REPUBLIKA.CO.ID, JAKARTA -- Aktivis perempuan Gefarina Djohan menilai pemimpin yang membanggakan poligami di hadapan rakyat justru melakukan tindakan kontraproduktif dengan upaya mendorong kesetaraan gender.
Ia menyebut poligami sebagai tradisi jahiliyah sebelum datangnya Islam. Pada masa itu para lelaki kaya di Arab mengawini sampai ratusan orang perempuan.
Islam, lanjutnya, mengeluarkan aturan untuk mereduksi praktik tersebut dengan membatasinya menjadi empat orang. Tapi esensi sesungguhnya bukan jumlah, tetapi sikap adilnya.

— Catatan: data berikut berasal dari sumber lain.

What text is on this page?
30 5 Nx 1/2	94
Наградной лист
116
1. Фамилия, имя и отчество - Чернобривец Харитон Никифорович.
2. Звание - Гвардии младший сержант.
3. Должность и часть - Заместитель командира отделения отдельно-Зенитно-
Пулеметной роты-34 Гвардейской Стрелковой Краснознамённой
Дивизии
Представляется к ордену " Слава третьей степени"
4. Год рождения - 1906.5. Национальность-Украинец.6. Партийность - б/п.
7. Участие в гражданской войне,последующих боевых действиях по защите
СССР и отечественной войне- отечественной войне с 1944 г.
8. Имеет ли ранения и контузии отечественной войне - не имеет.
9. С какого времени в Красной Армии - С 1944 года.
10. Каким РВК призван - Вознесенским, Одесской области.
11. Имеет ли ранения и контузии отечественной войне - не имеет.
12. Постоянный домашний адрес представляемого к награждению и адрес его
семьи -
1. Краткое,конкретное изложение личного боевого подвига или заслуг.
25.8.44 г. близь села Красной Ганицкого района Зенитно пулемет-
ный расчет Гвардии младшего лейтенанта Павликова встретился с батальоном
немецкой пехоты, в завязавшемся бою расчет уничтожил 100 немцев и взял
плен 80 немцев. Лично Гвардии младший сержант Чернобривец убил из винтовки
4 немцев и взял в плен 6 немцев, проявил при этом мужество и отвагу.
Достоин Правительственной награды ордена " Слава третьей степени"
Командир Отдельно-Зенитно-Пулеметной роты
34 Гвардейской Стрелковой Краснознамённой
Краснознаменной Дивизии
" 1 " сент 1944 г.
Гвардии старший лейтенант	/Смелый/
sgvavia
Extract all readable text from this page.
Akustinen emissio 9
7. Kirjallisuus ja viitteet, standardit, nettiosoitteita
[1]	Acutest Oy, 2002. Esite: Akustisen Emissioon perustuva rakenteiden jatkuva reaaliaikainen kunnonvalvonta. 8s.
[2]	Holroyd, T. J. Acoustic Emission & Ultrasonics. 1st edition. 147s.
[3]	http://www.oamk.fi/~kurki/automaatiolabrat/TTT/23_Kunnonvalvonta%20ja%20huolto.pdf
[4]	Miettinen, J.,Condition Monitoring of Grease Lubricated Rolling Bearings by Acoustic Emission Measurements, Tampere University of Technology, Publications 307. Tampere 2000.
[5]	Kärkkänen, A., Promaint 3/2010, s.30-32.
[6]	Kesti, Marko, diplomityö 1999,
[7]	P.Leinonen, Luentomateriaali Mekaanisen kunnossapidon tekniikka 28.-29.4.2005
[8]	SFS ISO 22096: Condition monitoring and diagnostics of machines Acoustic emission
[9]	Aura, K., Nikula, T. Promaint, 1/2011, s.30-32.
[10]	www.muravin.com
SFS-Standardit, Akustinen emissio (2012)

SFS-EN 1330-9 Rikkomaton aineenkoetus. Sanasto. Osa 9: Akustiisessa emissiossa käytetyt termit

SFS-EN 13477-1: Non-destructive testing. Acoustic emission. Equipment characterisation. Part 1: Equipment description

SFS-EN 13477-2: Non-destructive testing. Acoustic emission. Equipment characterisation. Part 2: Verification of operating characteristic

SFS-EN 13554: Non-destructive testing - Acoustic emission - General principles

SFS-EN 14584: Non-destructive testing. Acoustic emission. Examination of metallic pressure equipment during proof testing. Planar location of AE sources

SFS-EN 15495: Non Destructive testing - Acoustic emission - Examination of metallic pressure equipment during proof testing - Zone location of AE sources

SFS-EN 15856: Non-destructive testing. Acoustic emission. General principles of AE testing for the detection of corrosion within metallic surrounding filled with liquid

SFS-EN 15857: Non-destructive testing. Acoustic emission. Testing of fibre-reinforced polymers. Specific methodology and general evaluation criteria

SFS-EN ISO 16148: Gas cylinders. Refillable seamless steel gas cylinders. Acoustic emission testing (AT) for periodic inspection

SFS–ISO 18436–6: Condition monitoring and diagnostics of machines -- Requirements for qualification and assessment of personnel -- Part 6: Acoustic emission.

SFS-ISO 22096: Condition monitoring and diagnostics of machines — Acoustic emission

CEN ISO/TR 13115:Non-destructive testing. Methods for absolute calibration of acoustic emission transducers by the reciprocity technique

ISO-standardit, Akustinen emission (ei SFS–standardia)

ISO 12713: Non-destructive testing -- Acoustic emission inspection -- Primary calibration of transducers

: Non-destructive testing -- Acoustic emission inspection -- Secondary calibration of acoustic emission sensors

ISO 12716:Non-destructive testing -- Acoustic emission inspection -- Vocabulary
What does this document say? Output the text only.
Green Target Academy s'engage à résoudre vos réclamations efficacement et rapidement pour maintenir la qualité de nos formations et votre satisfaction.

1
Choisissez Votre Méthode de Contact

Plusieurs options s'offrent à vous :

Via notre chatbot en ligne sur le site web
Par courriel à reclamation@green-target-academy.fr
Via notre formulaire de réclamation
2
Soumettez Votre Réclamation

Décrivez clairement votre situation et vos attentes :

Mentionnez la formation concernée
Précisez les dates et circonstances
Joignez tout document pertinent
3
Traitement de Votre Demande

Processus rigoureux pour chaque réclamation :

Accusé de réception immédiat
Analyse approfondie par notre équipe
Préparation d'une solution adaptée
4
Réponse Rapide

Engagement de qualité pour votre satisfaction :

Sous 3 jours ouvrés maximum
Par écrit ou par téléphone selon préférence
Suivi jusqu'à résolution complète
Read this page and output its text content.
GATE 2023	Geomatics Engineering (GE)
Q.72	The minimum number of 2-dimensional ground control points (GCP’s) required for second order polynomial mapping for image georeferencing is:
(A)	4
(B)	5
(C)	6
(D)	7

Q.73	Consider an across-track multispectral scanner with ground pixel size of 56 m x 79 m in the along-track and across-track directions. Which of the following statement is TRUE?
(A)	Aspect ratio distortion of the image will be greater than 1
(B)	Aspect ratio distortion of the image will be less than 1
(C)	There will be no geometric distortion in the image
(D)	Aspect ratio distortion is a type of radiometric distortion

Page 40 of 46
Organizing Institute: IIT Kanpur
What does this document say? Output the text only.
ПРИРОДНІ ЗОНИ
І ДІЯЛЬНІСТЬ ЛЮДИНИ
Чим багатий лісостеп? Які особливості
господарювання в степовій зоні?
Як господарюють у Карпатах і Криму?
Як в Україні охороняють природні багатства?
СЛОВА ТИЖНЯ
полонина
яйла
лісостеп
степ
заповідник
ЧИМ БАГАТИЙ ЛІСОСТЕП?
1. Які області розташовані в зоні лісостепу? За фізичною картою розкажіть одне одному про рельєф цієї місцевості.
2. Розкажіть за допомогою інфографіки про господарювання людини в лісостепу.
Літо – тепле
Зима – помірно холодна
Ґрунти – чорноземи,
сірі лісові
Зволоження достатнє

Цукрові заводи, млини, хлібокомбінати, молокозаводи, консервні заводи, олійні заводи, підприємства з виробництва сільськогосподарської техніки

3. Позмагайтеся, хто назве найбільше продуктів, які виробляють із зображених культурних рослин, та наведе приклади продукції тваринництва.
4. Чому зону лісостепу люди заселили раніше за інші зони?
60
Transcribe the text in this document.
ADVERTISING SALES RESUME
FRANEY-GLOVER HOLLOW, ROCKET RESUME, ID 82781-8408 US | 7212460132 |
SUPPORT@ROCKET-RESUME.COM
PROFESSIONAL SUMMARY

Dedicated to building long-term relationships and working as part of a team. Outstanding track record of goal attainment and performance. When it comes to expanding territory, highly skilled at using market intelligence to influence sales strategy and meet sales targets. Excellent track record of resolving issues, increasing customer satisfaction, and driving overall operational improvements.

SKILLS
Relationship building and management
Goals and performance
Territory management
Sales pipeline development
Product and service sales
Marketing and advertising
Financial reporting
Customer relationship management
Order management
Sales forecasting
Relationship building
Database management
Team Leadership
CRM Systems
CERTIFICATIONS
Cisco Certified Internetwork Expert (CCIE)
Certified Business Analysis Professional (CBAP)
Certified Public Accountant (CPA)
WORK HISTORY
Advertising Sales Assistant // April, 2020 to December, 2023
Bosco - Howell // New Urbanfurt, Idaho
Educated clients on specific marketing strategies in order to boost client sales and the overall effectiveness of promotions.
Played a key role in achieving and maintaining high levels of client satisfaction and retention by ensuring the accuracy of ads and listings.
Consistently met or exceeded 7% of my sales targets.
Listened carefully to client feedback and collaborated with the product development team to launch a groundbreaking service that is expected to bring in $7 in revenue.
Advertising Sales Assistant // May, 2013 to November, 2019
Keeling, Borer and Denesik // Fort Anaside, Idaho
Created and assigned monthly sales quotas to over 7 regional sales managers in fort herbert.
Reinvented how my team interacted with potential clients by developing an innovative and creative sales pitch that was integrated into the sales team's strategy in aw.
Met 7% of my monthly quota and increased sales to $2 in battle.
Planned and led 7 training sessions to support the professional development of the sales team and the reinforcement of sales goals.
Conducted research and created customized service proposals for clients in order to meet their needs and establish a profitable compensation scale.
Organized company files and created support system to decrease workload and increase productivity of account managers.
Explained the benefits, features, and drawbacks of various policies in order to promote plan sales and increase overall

Karena itu, menurut dia, untuk seorang pemimpin atau wakil rakyat, mempropagandakan poligami di hadapan publik sebagai sebuah langkah yang tercela.
Bagaimana pun, lanjutnya, memilih satu istri lebih baik. Karena Islam menekankan keadilan. Karenanya, jika ada yang mengatasnamakan Islam dan melakukan poligami, berarti dia tidak memahami Islam sepenuhnya.
Gefarina meyakini perempuan yang cerdas tidak akan mempercayakan suaranya kepada seorang pemimpin atau wakil rakyat propoligami.
"Pemilih sekarang cerdas, terutama perempuan. Pada 2010 saja, komposisi penduduk kita 49 persen perempuan dan 51 persen laki-laki. Ini kan cukup signifikan dan pemilih laki-laki juga tidak semuanya mendukung poligami," ujar Gefarina.